Les installations coûtent cher, les usines de fabrication de puces davantage encore. Prenons l’exemple de l’usine de Magdebourg, en Allemagne, que veut construire Intel. Initialement, le site devait coûter 17 milliards d’euros. Citant une hausse des coûts de construction et de l’énergie, la multinationale américaine devisait récemment cette usine à 30 milliards d’euros, en partie financée par les autorités allemandes. N’oublions pas que plusieurs initiatives publiques, tant en Europe qu’aux Etats-Unis, visent à attirer des usines de fondeurs en les finançant en partie.
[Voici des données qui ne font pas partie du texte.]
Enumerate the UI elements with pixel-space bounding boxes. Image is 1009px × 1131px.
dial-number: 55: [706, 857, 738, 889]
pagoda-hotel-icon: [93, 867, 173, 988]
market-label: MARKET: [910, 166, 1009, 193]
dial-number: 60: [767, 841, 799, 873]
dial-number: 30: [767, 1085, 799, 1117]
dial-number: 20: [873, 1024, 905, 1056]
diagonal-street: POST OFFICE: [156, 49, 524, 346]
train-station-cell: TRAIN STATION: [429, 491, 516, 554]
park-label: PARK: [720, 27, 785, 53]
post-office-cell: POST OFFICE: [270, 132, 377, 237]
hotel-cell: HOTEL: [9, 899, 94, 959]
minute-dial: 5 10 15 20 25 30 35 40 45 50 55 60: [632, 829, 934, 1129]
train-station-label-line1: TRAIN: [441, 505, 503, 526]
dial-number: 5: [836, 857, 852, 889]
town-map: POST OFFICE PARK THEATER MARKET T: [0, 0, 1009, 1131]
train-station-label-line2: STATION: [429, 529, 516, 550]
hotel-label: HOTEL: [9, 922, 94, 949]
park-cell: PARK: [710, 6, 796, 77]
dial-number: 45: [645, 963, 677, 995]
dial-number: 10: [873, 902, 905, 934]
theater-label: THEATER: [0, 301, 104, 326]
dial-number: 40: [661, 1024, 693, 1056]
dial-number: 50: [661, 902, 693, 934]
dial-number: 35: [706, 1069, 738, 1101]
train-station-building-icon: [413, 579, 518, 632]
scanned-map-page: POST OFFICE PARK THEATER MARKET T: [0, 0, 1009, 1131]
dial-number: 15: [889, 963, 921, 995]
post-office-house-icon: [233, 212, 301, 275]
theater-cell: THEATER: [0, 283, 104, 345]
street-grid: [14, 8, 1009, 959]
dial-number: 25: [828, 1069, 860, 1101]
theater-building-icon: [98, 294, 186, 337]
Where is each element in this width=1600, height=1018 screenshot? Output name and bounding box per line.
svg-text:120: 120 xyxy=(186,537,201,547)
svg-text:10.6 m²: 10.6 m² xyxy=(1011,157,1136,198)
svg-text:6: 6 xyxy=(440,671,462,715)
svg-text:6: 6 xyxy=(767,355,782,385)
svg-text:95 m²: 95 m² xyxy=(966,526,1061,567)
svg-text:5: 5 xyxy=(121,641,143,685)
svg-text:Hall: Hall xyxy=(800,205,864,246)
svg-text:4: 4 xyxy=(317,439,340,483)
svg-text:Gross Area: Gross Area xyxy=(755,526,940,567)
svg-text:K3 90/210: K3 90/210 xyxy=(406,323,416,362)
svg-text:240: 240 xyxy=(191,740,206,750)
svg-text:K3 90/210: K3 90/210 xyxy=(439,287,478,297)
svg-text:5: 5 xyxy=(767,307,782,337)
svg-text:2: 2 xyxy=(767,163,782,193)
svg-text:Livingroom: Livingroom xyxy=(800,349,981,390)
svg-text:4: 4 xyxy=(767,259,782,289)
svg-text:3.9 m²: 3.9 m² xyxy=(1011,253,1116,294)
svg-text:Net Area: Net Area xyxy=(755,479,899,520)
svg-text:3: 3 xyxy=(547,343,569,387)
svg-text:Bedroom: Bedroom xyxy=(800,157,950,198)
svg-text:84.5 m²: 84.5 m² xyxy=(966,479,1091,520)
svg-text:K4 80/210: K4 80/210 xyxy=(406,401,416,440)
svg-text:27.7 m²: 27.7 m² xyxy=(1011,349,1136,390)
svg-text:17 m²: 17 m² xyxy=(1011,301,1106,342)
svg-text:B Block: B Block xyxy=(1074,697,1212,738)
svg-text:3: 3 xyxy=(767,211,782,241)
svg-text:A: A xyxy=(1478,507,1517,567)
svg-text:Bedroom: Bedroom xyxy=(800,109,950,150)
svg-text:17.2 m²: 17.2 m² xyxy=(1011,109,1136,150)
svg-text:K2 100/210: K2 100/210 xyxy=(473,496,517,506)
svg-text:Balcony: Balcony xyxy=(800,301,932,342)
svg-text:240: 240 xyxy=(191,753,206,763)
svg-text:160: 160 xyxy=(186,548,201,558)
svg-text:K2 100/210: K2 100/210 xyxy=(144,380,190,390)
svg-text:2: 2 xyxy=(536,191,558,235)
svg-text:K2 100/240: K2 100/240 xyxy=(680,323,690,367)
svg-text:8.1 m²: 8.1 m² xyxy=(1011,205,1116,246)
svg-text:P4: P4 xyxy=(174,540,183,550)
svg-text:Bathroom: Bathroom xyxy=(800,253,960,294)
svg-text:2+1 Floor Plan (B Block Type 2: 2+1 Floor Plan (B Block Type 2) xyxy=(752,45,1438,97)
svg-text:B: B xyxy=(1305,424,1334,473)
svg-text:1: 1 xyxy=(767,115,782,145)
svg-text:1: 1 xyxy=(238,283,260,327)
Revenons au chiffre de 7000 milliards de dollars articulé par le Wall Street Journal, se basant sur plusieurs sources. Quelques jours après la parution de cet article, Jensen Huang, directeur de Nvidia, réagissait à ce montant. Que peut-on acheter avec 7000 milliards de dollars, lui a-t-on demandé lors d’une conférence à Dubaï? «A priori tous les processeurs graphiques (GPU) de la planète», a répondu Jensen Huang. Pour le responsable, l’IA va nécessiter de plus en plus de puissance de calcul, mais les puces vont s’améliorer: «Vous ne pouvez pas vous contenter d’acheter plus d’ordinateurs, vous devez également supposer que les ordinateurs deviendront plus rapides et que, par conséquent, la quantité totale dont vous aurez besoin ne sera pas aussi importante», a affirmé le directeur de Nvidia, cité par le site spécialisé Quartz. Le 15 février, le site The Information précisait que le chiffre de 7000 milliards représentait la somme totale que toutes les entreprises associées à OpenAI devraient investir sur plusieurs années.
Pour la suite, doit-on s’attendre à des besoins toujours plus importants en nombre de puces, ou alors les puces seront-elles plus puissantes? «Ce marché continue à évoluer, poussé par les besoins du marché automobile, de l’électronique grand public, ainsi que par les besoins croissants des centres de données. C’est justement ce dernier segment qu’OpenAI souhaite voir se développer, avec les puces toujours plus puissantes et plus nombreuses», estime Simon Gray.
Softbank dans la course
La course va donc se poursuivre à tous les niveaux: achats de processeurs graphiques, de machines pour les construire, investissements dans les usines et la recherche… Et chacun y va de ses ambitions et prédictions. Le 16 février dernier, Bloomberg révélait que Softbank prévoyait de créer un fonds doté de 100 milliards de dollars – dont 30 milliards financés par ses soins – pour investir dans les puces pour l’IA.
C’est dans cette ambiance particulière que les résultats de Nvidia étaient attendus avec impatience par les investisseurs la nuit passée.